Unless you're sixteen at Lazer Eminem at the Planetarium, of course. In which case it's apparently just All Part Of The Experience.
I Told You Sos can be wonderful weapons. Though they're often at their best when not actually used. Red Green holds that nothing good ever followed the words "I Told You So", and I suspect he's right, though I think he may miss the better reasons to avoid it.
The thing is, they *know* you told them so. And you know they know. By not saying it, you get to appear generous and even-tempered, almost saintly, depending on the provocation. And yet, it still gets said.
Not by you, since you're being kind and understanding by not adding insult to injury. But by the person who you told in the first place. Even if you never say the words, they are emblazoned on the brain of the person who knows you did indeed tell her so.
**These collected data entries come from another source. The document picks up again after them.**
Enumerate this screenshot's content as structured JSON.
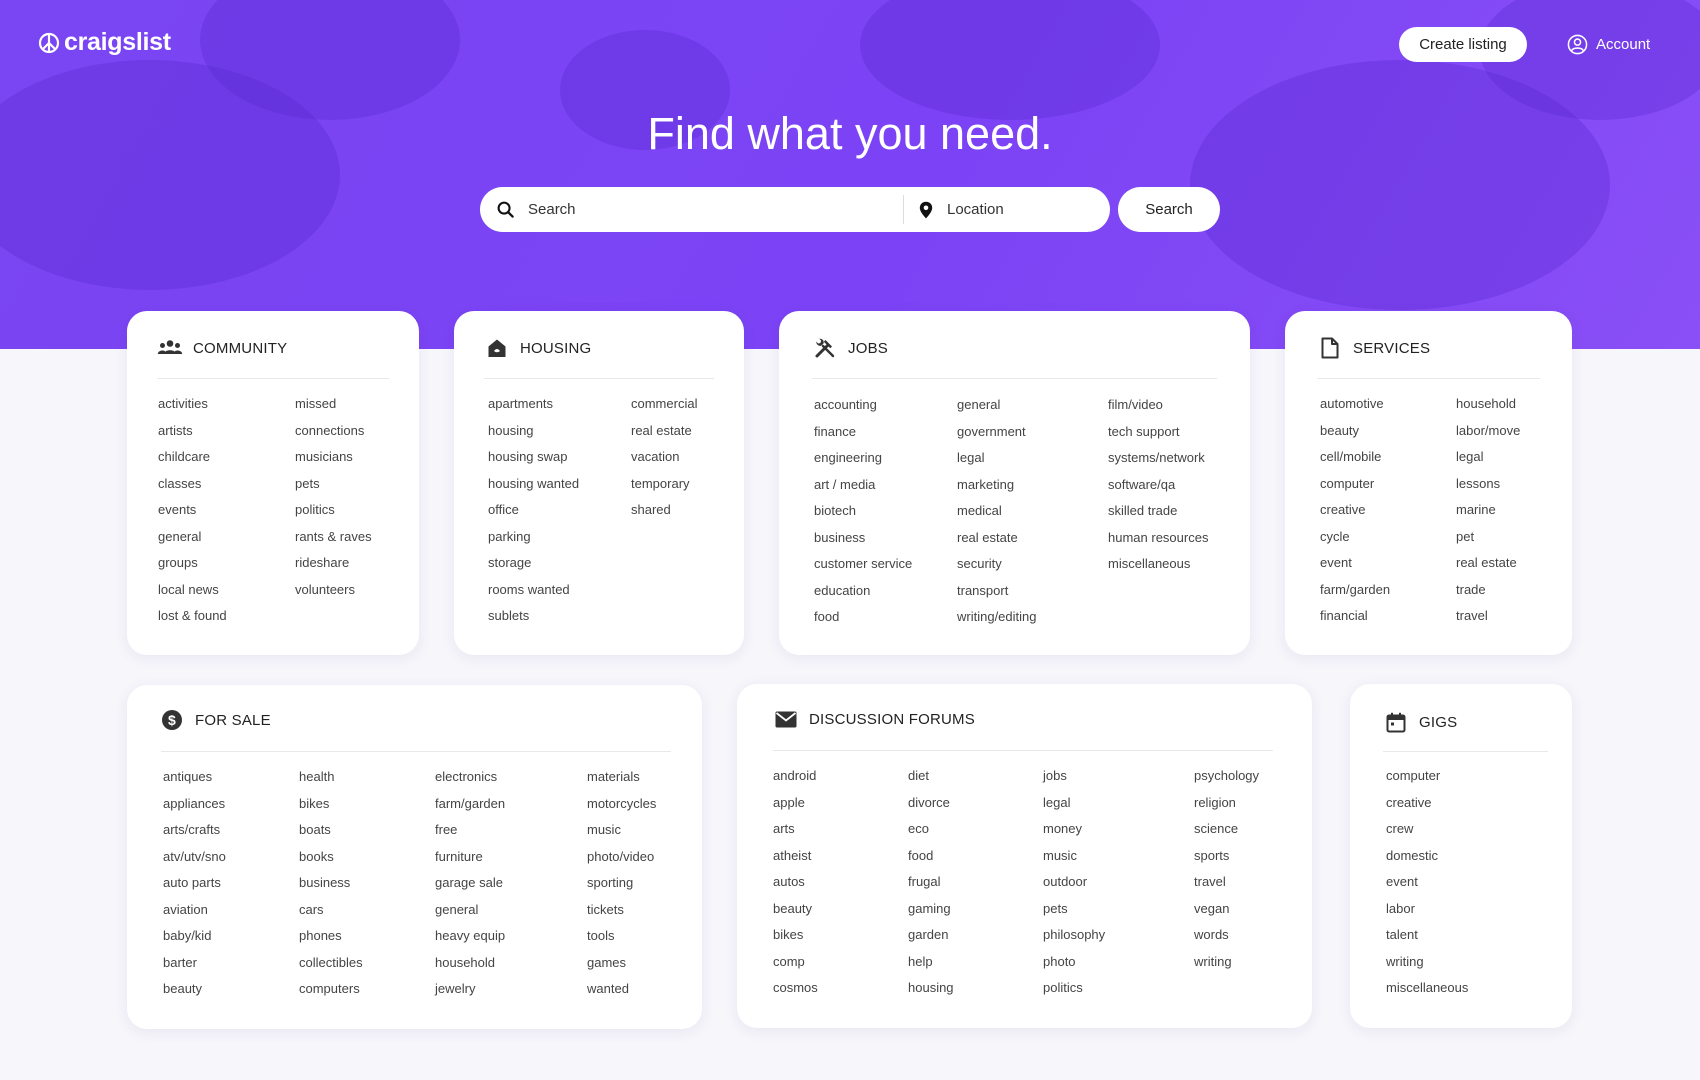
{
  "brand": {
    "name": "craigslist"
  },
  "header": {
    "create_label": "Create listing",
    "account_label": "Account"
  },
  "hero": {
    "headline": "Find what you need."
  },
  "search": {
    "query_placeholder": "Search",
    "location_placeholder": "Location",
    "button_label": "Search"
  },
  "colors": {
    "hero": "#7b43f5",
    "card": "#ffffff",
    "page": "#f7f6fb"
  },
  "categories": {
    "community": {
      "title": "COMMUNITY",
      "icon": "community-icon",
      "columns": [
        [
          "activities",
          "artists",
          "childcare",
          "classes",
          "events",
          "general",
          "groups",
          "local news",
          "lost & found"
        ],
        [
          "missed",
          "connections",
          "musicians",
          "pets",
          "politics",
          "rants & raves",
          "rideshare",
          "volunteers"
        ]
      ]
    },
    "housing": {
      "title": "HOUSING",
      "icon": "house-icon",
      "columns": [
        [
          "apartments",
          "housing",
          "housing swap",
          "housing wanted",
          "office",
          "parking",
          "storage",
          "rooms wanted",
          "sublets"
        ],
        [
          "commercial",
          "real estate",
          "vacation",
          "temporary",
          "shared"
        ]
      ]
    },
    "jobs": {
      "title": "JOBS",
      "icon": "tools-icon",
      "columns": [
        [
          "accounting",
          "finance",
          "engineering",
          "art / media",
          "biotech",
          "business",
          "customer service",
          "education",
          "food"
        ],
        [
          "general",
          "government",
          "legal",
          "marketing",
          "medical",
          "real estate",
          "security",
          "transport",
          "writing/editing"
        ],
        [
          "film/video",
          "tech support",
          "systems/network",
          "software/qa",
          "skilled trade",
          "human resources",
          "miscellaneous"
        ]
      ]
    },
    "services": {
      "title": "SERVICES",
      "icon": "document-icon",
      "columns": [
        [
          "automotive",
          "beauty",
          "cell/mobile",
          "computer",
          "creative",
          "cycle",
          "event",
          "farm/garden",
          "financial"
        ],
        [
          "household",
          "labor/move",
          "legal",
          "lessons",
          "marine",
          "pet",
          "real estate",
          "trade",
          "travel"
        ]
      ]
    },
    "for_sale": {
      "title": "FOR SALE",
      "icon": "dollar-icon",
      "columns": [
        [
          "antiques",
          "appliances",
          "arts/crafts",
          "atv/utv/sno",
          "auto parts",
          "aviation",
          "baby/kid",
          "barter",
          "beauty"
        ],
        [
          "health",
          "bikes",
          "boats",
          "books",
          "business",
          "cars",
          "phones",
          "collectibles",
          "computers"
        ],
        [
          "electronics",
          "farm/garden",
          "free",
          "furniture",
          "garage sale",
          "general",
          "heavy equip",
          "household",
          "jewelry"
        ],
        [
          "materials",
          "motorcycles",
          "music",
          "photo/video",
          "sporting",
          "tickets",
          "tools",
          "games",
          "wanted"
        ]
      ]
    },
    "forums": {
      "title": "DISCUSSION FORUMS",
      "icon": "envelope-icon",
      "columns": [
        [
          "android",
          "apple",
          "arts",
          "atheist",
          "autos",
          "beauty",
          "bikes",
          "comp",
          "cosmos"
        ],
        [
          "diet",
          "divorce",
          "eco",
          "food",
          "frugal",
          "gaming",
          "garden",
          "help",
          "housing"
        ],
        [
          "jobs",
          "legal",
          "money",
          "music",
          "outdoor",
          "pets",
          "philosophy",
          "photo",
          "politics"
        ],
        [
          "psychology",
          "religion",
          "science",
          "sports",
          "travel",
          "vegan",
          "words",
          "writing"
        ]
      ]
    },
    "gigs": {
      "title": "GIGS",
      "icon": "calendar-icon",
      "columns": [
        [
          "computer",
          "creative",
          "crew",
          "domestic",
          "event",
          "labor",
          "talent",
          "writing",
          "miscellaneous"
        ]
      ]
    }
  }
}
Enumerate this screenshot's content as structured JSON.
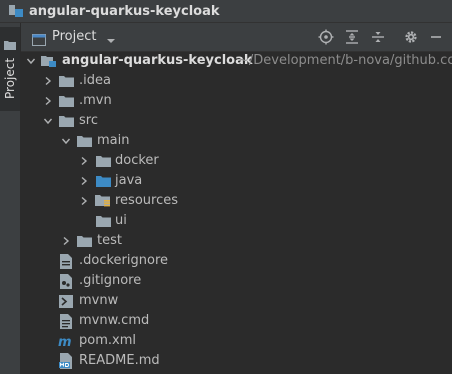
{
  "window": {
    "title": "angular-quarkus-keycloak"
  },
  "sidebar": {
    "tab_label": "Project"
  },
  "panel": {
    "view_label": "Project",
    "icons": [
      "crosshair-icon",
      "expand-all-icon",
      "collapse-all-icon",
      "gear-icon",
      "minimize-icon"
    ]
  },
  "tree": {
    "root": {
      "label": "angular-quarkus-keycloak",
      "path": "~/Development/b-nova/github.com/"
    },
    "items": [
      {
        "label": ".idea",
        "icon": "folder-icon"
      },
      {
        "label": ".mvn",
        "icon": "folder-icon"
      },
      {
        "label": "src",
        "icon": "folder-icon"
      },
      {
        "label": "main",
        "icon": "folder-icon"
      },
      {
        "label": "docker",
        "icon": "folder-icon"
      },
      {
        "label": "java",
        "icon": "source-folder-icon"
      },
      {
        "label": "resources",
        "icon": "resources-folder-icon"
      },
      {
        "label": "ui",
        "icon": "folder-icon"
      },
      {
        "label": "test",
        "icon": "folder-icon"
      },
      {
        "label": ".dockerignore",
        "icon": "ignore-file-icon"
      },
      {
        "label": ".gitignore",
        "icon": "ignore-file-icon"
      },
      {
        "label": "mvnw",
        "icon": "script-file-icon"
      },
      {
        "label": "mvnw.cmd",
        "icon": "text-file-icon"
      },
      {
        "label": "pom.xml",
        "icon": "maven-icon"
      },
      {
        "label": "README.md",
        "icon": "markdown-file-icon"
      }
    ]
  },
  "colors": {
    "background": "#2b2b2b",
    "header": "#3c3f41",
    "folder": "#9aa7b0",
    "source_folder": "#3d8bc5",
    "text": "#bbbbbb"
  }
}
And there's guilt, and resentment, and embarrassment and disgust all packed into those four words you haven't said, and that person, who so richly deserves shaming, is doing it to herself.
If my housemates do something stupid, after I told them not to, and I remind them of that, they get to snarl at me for being mean and thereby relieve some of that resentment. If I didn't say it, then they have to feel stupid for not heeding me, and guilty for resenting the fact that I did tell them so.
The only time it doesn't work is with the Bush Kool-Aid drinkers. They don't know you told them so, you see, because they are too fucking clueless to get it. Temptation to get a t-shirt with The Four Words Of Shame on it has never been greater than this last year, I may say.
It also doesn't, of course, work on cats. But then, what does.
There's something lightheartedly Kit Smart about your picture up there, for the record. Clearly something for me to look into, being in a progressively psychotic phase myself.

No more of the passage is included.